A bad pin connection also includes a backwards connection or reversed polarity. Typically one side of the strip light carries a positive charge, noted by a single dashed line, and the other side has the negative charge, usually noted with the manufacturer logo. The arrow on your connectors should point to the plus sign on your strip lights. RGB or color-changing LED strip lights are particular susceptible to this reversed polarity problem. If your RGB strip lights won’t change colors try flipping your strip light around and reconnecting it.

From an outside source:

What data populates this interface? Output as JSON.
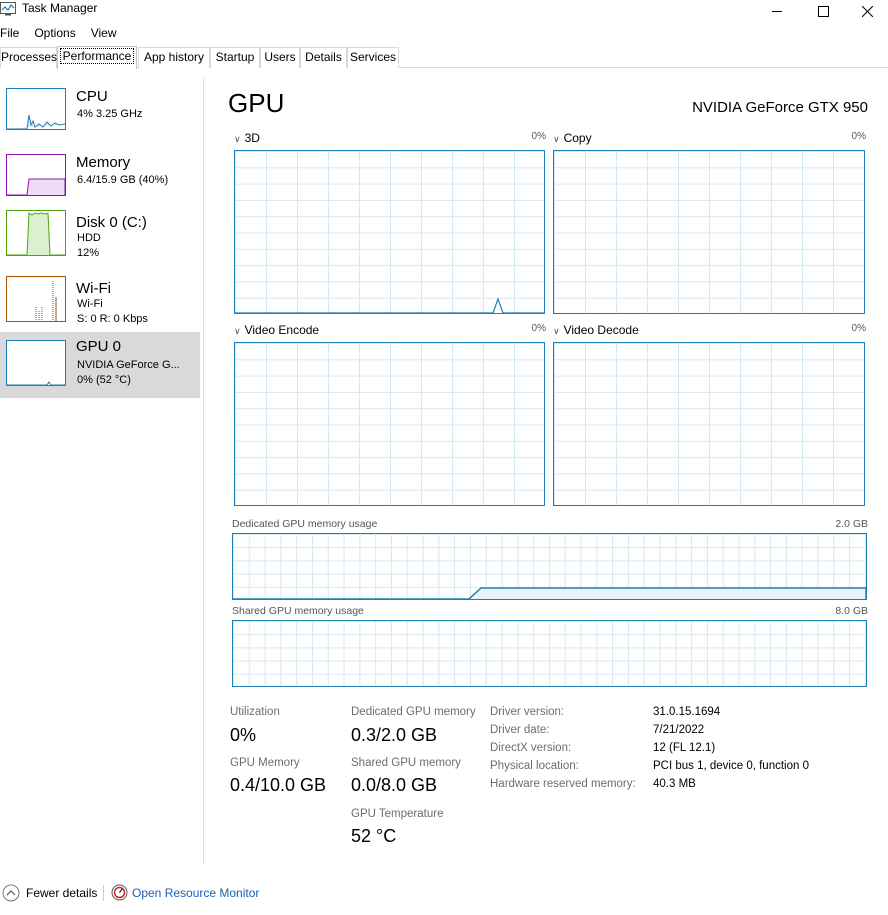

Incorrect Power Source – Make sure to double check which power source your lights require. LED strip lights are available in 12 or 24-Volt versions. A 12-volt strip light is typically used for short runs, such as for automotive vehicles or motorcycles, which is how many people are able to skip installing an LED driver and hardwire the lights to a 12-Volt DC battery. 24-volt strip lights are better for slightly longer runs, commonly in homes for under cabinet and staircase lighting or in RVs. Under powering your lights, such as using a 12-Volt driver for 24-Volt strip lights, is likely to cause your lights to flicker, dim, or not light up at all. Vice versa, overpowering your rope lights will make your lights hot to the touch, ultimately causing the wiring to fry and your lights to fail. The driver or transformer’s output voltage must match the input voltage needed by your strip light.
What is the maximum run length for LED strip lights?
The maximum run is 16 feet for 12-Volt strip lights. Generally speaking, the max run for 24-Volt strip lights is also 16 feet. Although, you might be able to squeeze out another foot or two of length because of the higher voltage.